Walmart agreed to acquire 77 percent in Flipkart for close to $16 billion as it takes on Amazon.com in India. The deal, it told investors in a call after announcing the buyout, is expected to be completed by the second quarter of 2019.
The Bentonville, Arkansas-based giant is betting that e-commerce penetration in India will triple by 2023 to 6.2 percent and that online retail will grow four times faster than the brick-and-mortar industry.

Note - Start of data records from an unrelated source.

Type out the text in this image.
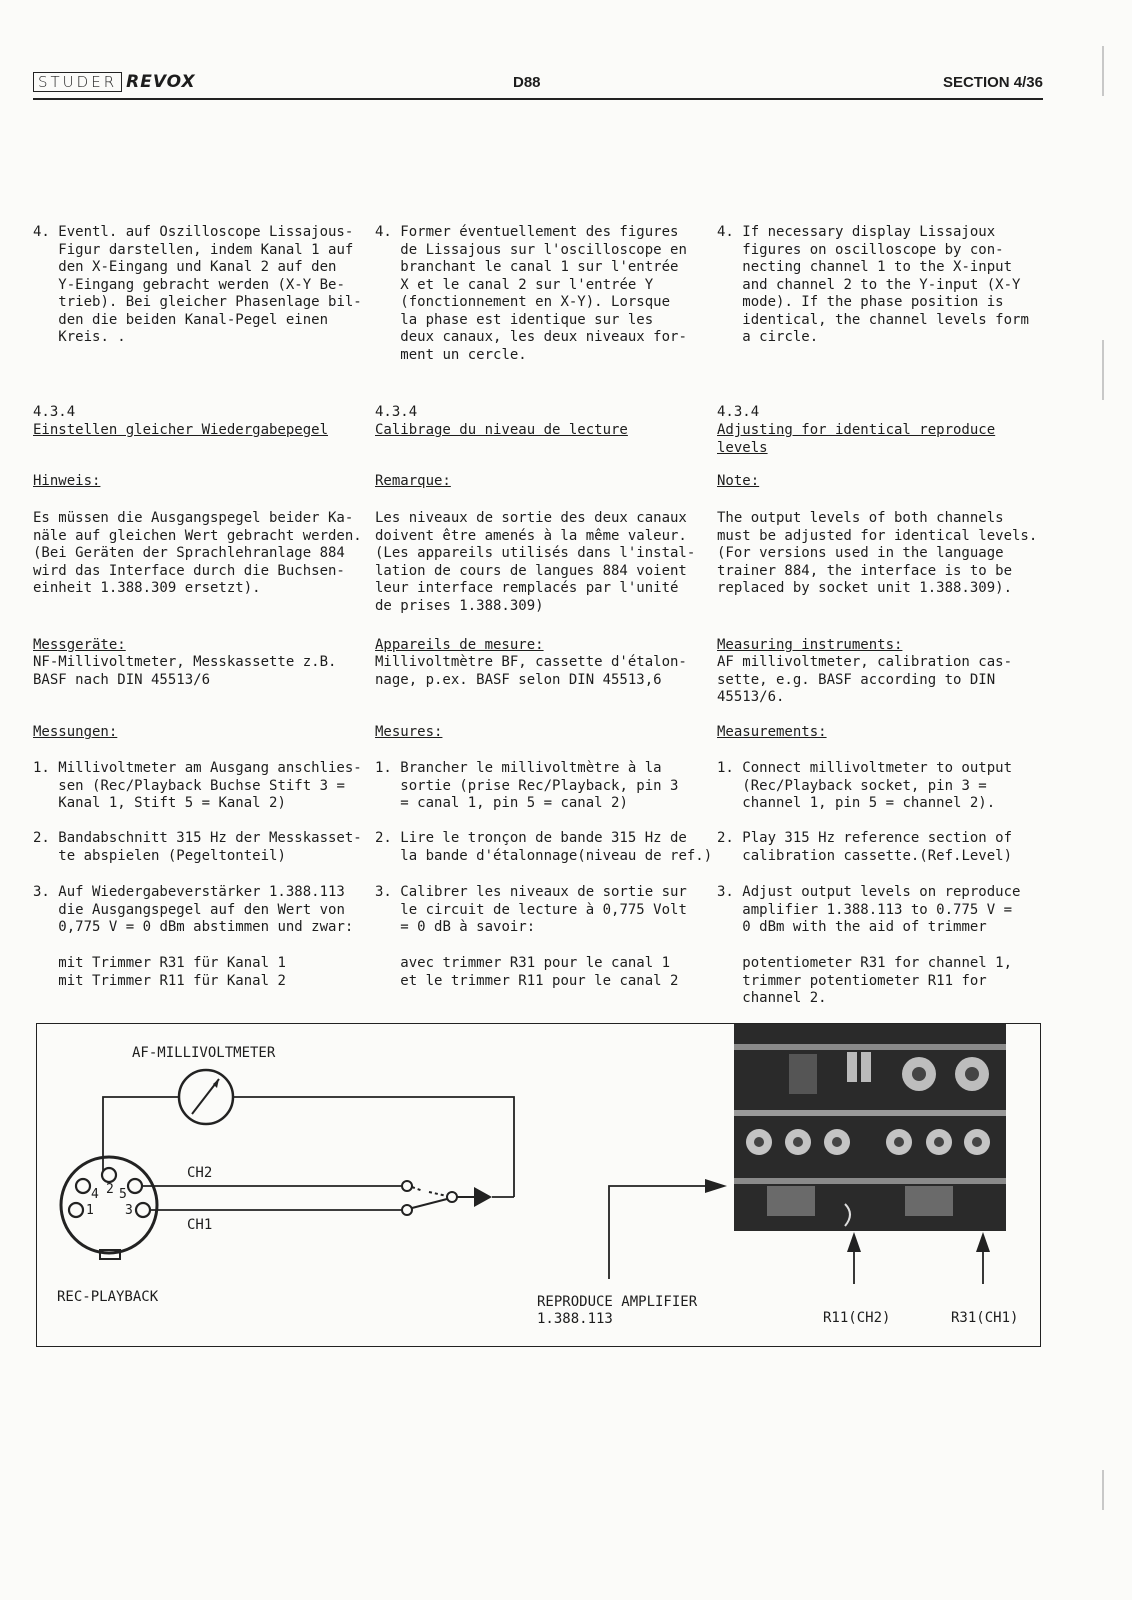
STUDER REVOX	D88	SECTION 4/36
4. Eventl. auf Oszilloscope Lissajous-
Figur darstellen, indem Kanal 1 auf
den X-Eingang und Kanal 2 auf den
Y-Eingang gebracht werden (X-Y Be-
trieb). Bei gleicher Phasenlage bil-
den die beiden Kanal-Pegel einen
Kreis. .
4.3.4
Einstellen gleicher Wiedergabepegel
Hinweis:
Es müssen die Ausgangspegel beider Ka-
näle auf gleichen Wert gebracht werden.
(Bei Geräten der Sprachlehranlage 884
wird das Interface durch die Buchsen-
einheit 1.388.309 ersetzt).
Messgeräte:
NF-Millivoltmeter, Messkassette z.B.
BASF nach DIN 45513/6
Messungen:
1. Millivoltmeter am Ausgang anschlies-
sen (Rec/Playback Buchse Stift 3 =
Kanal 1, Stift 5 = Kanal 2)
2. Bandabschnitt 315 Hz der Messkasset-
te abspielen (Pegeltonteil)
3. Auf Wiedergabeverstärker 1.388.113
die Ausgangspegel auf den Wert von
0,775 V = 0 dBm abstimmen und zwar:
mit Trimmer R31 für Kanal 1
mit Trimmer R11 für Kanal 2
4. Former éventuellement des figures
de Lissajous sur l'oscilloscope en
branchant le canal 1 sur l'entrée
X et le canal 2 sur l'entrée Y
(fonctionnement en X-Y). Lorsque
la phase est identique sur les
deux canaux, les deux niveaux for-
ment un cercle.
4.3.4
Calibrage du niveau de lecture
Remarque:
Les niveaux de sortie des deux canaux
doivent être amenés à la même valeur.
(Les appareils utilisés dans l'instal-
lation de cours de langues 884 voient
leur interface remplacés par l'unité
de prises 1.388.309)
Appareils de mesure:
Millivoltmètre BF, cassette d'étalon-
nage, p.ex. BASF selon DIN 45513,6
Mesures:
1. Brancher le millivoltmètre à la
sortie (prise Rec/Playback, pin 3
= canal 1, pin 5 = canal 2)
2. Lire le tronçon de bande 315 Hz de
la bande d'étalonnage(niveau de ref.)
3. Calibrer les niveaux de sortie sur
le circuit de lecture à 0,775 Volt
= 0 dB à savoir:
avec trimmer R31 pour le canal 1
et le trimmer R11 pour le canal 2
4. If necessary display Lissajoux
figures on oscilloscope by con-
necting channel 1 to the X-input
and channel 2 to the Y-input (X-Y
mode). If the phase position is
identical, the channel levels form
a circle.
4.3.4
Adjusting for identical reproduce
levels
Note:
The output levels of both channels
must be adjusted for identical levels.
(For versions used in the language
trainer 884, the interface is to be
replaced by socket unit 1.388.309).
Measuring instruments:
AF millivoltmeter, calibration cas-
sette, e.g. BASF according to DIN
45513/6.
Measurements:
1. Connect millivoltmeter to output
(Rec/Playback socket, pin 3 =
channel 1, pin 5 = channel 2).
2. Play 315 Hz reference section of
calibration cassette.(Ref.Level)
3. Adjust output levels on reproduce
amplifier 1.388.113 to 0.775 V =
0 dBm with the aid of trimmer
potentiometer R31 for channel 1,
trimmer potentiometer R11 for
channel 2.
AF-MILLIVOLTMETER
CH2
CH1
4 2 5
1 3
REC-PLAYBACK	REPRODUCE AMPLIFIER
1.388.113	R11(CH2)	R31(CH1)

Walmart told investors that it will face headwinds in financial years through January 2019 and 2020. Here’s what it said in the call:
- If the transaction were to close at the end of the second quarter of this fiscal year, Walmart expects a negative impact to FY19 EPS of approximately $0.25 to $0.30, which includes incremental interest expense related to the investment.
- In FY20, as we look to accelerate growth in this important market, Walmart anticipates an EPS headwind in total of around $0.60 per share.
What does that mean? Losses for Flipkart, according BloombergQuint’s calculations based on Walmart’s EPS loss on its 77 percent stake. When stripped off interest expense of 7 cents in FY19 and 15 cents for FY20:
Flipkart will report losses worth at least $1.6 billion (about Rs 10,800 crore) in 2018-19 and $1.72 billion (Rs 11,600 crore) in 2019-20.
Flipkart closed the year ended March 2018 with a gross merchandise value of $7.5 billion and net sales of $4.6 billion, Walmart said in its statement.
The online retailer has been reporting losses for at least three years, according to its filings with the Singapore regulator. These mounted nearly threefold to Rs 8,771 crore in three years through March 2017.
Hopes To Stem Losses
The retail giant is hopeful of a turnaround. “In the mid to long term, as the business scales and efficiencies are realised, Walmart expects losses to decline and returns to improve.”
Walmart is financing the deal with a mix of debt and cash in hand. And it’s open to raising funds from news investors in addition to $2 billion it’s infusing.
It has been in discussions for many weeks and months with new investors, a Walmart official aware of this fund raising told BloombergQuint requesting anonymity. New funds will depend on needs of the business as it continues to scale up, he said.
Walmart, in its statement, said its stake will get diluted when new investors come in, though it will continue to have majority control.
The company will keep Flipkart and existing cash-and-carry business in India separate, according to its statement. The person quoted above said the retailer will continue to keep the two businesses separate and will not be integrating them with Walmart India or globally.
That’s because of India’s foreign direct investment rules that don’t allow overseas companies to directly sell to consumers but only to smaller retailers.
Walmart will increase its cash-and-carry stores, the person said, adding that at least five to seven new outlets could come up this year.